Domestic Hot Water for Zero Energy Homes

Zero energy homes (ZEH's) in the near future will be simple, all electric, and supplemented with PV.

Hybrid PV/thermal solar collectors may be the best solution as costs come down. Sun Drum Solar is now offering a product. Dawn Solar also offers a building integrated hybrid PV roofing system. PVTSolar uses an air-based approach. When I worked at Solaron in the 80's, we abandoned air-based systems, and we were the world leader in air-based until that point. These are the only entries so far in the hybrid market sector. I expect to see more manufacturers enter the fray soon.

Whether or not a solar thermal DHW system is used, a grid-sourced backup water heater is required.
An affordable heat pump hot water heater (HPWH) is now on the market:

This type of system uses only 25%-35% as much electricity as a standard resistance water heater, making it the best choice for a ZEH without solar thermal.
Another bonus of these heat pumps is that they can supply "free" summer cooling for the house.

In the near future as costs stabilize, we'll learn if this $700 is worth it for a home with solar thermal or hybrid collectors. In Denver, a home with 100-150 ft2 of solar thermal or hybrid collectors probably won't need it. The $700 marginal cost would take too long to recoup because the solar is providing 90%+ of the domestic hot water load.

Wednesday, December 3, 2008

More on Advanced Wall Systems

Joe Lstiburek was at the EnergyStar Summit this week, and was ranting about the wall system we should be using in this climate.
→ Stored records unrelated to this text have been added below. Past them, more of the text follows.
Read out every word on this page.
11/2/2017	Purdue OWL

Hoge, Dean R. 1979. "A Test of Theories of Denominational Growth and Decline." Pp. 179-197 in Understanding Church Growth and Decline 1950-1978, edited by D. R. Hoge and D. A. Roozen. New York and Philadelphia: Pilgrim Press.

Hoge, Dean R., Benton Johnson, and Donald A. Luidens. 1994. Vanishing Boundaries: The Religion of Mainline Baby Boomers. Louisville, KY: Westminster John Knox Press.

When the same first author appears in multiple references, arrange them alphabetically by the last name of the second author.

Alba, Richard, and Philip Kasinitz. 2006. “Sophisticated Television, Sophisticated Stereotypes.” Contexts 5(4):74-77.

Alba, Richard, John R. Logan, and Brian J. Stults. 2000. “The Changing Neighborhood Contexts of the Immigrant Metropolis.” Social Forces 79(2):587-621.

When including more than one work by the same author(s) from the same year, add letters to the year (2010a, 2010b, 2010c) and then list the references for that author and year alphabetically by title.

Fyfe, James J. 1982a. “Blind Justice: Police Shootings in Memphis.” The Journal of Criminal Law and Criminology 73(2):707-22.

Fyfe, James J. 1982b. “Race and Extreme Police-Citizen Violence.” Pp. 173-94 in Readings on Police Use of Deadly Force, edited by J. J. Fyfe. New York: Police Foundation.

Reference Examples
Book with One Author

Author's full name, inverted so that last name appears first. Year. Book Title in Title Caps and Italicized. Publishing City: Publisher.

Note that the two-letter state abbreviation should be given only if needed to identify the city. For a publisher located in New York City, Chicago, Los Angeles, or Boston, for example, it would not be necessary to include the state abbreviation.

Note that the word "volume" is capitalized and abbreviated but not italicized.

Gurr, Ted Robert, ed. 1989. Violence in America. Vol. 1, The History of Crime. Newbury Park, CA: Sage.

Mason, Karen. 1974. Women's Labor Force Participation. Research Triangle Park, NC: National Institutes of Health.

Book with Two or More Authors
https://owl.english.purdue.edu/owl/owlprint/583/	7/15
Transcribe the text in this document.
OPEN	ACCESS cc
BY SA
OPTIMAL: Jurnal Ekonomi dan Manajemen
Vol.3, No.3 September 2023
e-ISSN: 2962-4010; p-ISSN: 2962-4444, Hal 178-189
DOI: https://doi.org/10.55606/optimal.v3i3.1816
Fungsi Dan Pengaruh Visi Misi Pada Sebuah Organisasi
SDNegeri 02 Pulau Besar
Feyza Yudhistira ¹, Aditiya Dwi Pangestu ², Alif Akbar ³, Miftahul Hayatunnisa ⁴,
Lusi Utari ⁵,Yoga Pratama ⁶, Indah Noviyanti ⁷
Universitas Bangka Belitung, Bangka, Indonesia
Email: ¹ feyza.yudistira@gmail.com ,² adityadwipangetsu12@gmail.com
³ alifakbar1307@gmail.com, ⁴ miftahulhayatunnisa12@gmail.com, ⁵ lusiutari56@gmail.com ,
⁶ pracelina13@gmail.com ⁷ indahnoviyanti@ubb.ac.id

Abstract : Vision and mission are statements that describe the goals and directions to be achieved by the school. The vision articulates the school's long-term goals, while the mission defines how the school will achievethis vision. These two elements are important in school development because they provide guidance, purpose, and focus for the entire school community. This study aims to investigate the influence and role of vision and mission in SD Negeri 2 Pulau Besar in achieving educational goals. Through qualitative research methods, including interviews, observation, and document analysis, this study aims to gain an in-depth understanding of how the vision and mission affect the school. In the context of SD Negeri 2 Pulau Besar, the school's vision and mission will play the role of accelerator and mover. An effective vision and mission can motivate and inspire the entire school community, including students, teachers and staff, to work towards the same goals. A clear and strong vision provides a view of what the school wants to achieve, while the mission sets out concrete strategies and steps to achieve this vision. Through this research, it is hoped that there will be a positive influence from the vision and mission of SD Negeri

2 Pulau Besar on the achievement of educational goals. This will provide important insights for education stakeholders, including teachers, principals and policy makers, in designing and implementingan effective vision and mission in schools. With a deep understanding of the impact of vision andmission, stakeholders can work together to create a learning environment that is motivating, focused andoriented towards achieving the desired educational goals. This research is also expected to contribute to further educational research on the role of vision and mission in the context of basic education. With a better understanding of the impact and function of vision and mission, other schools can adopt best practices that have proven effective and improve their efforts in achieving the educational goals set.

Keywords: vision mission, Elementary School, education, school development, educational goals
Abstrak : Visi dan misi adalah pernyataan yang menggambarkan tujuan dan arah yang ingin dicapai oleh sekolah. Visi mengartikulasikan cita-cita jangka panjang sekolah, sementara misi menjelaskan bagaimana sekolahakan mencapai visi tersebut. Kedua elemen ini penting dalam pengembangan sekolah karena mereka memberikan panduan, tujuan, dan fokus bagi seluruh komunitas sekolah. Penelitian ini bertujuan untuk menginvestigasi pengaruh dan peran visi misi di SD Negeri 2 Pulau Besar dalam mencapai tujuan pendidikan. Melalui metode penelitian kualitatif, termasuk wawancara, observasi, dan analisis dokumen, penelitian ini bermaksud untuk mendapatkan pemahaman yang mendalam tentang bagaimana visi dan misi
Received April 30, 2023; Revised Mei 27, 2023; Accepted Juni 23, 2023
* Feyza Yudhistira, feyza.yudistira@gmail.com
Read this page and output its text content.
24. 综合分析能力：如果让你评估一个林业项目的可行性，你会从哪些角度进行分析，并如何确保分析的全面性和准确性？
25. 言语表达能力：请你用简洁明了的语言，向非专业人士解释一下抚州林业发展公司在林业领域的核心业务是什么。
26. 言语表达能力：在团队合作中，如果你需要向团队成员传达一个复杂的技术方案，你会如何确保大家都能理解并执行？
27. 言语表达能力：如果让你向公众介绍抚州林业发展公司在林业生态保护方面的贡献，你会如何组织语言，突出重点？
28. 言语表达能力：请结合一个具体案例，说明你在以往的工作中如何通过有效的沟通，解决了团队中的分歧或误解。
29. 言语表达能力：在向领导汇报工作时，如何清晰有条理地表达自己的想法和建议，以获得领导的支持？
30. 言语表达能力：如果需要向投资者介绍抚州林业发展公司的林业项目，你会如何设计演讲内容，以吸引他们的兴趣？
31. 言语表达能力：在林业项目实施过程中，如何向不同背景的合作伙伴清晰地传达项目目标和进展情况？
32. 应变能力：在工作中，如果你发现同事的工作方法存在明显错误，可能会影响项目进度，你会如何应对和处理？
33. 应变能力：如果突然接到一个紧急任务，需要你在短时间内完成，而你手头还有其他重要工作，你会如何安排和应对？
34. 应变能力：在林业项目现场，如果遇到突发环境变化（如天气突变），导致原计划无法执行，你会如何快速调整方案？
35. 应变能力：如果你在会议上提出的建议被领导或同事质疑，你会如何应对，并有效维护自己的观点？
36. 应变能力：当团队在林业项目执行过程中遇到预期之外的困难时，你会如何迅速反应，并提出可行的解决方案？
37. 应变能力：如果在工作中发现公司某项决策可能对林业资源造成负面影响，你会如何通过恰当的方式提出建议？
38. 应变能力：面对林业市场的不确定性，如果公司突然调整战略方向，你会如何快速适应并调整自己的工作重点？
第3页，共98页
Bottom line - for less money than than the historical R-13 2x4 wall system, you can build a styrofoam sheathed R30 2x6 wall. Truly a no brainer.

However, there are two significant barriers to implementation:

1. Your framers, who have such a difficult time coping with wall systems that use LESS wood.

2. Your structural engineer, who wants OSB sheathing used everywhere.

One slight potential problem within the assembly, vapor condensation on the inside surface of the styrofoam, has been bothering me for a few years. Joe explained that this has been addressed in IRC 2009 with a climate zone prescriptive solution. It specifies the minimum R value for the external insulation to avoid condensation. This value is also a function of the stud cavity R value, but Building Science Corp. typically recommends 1.5 inches of taped external foam.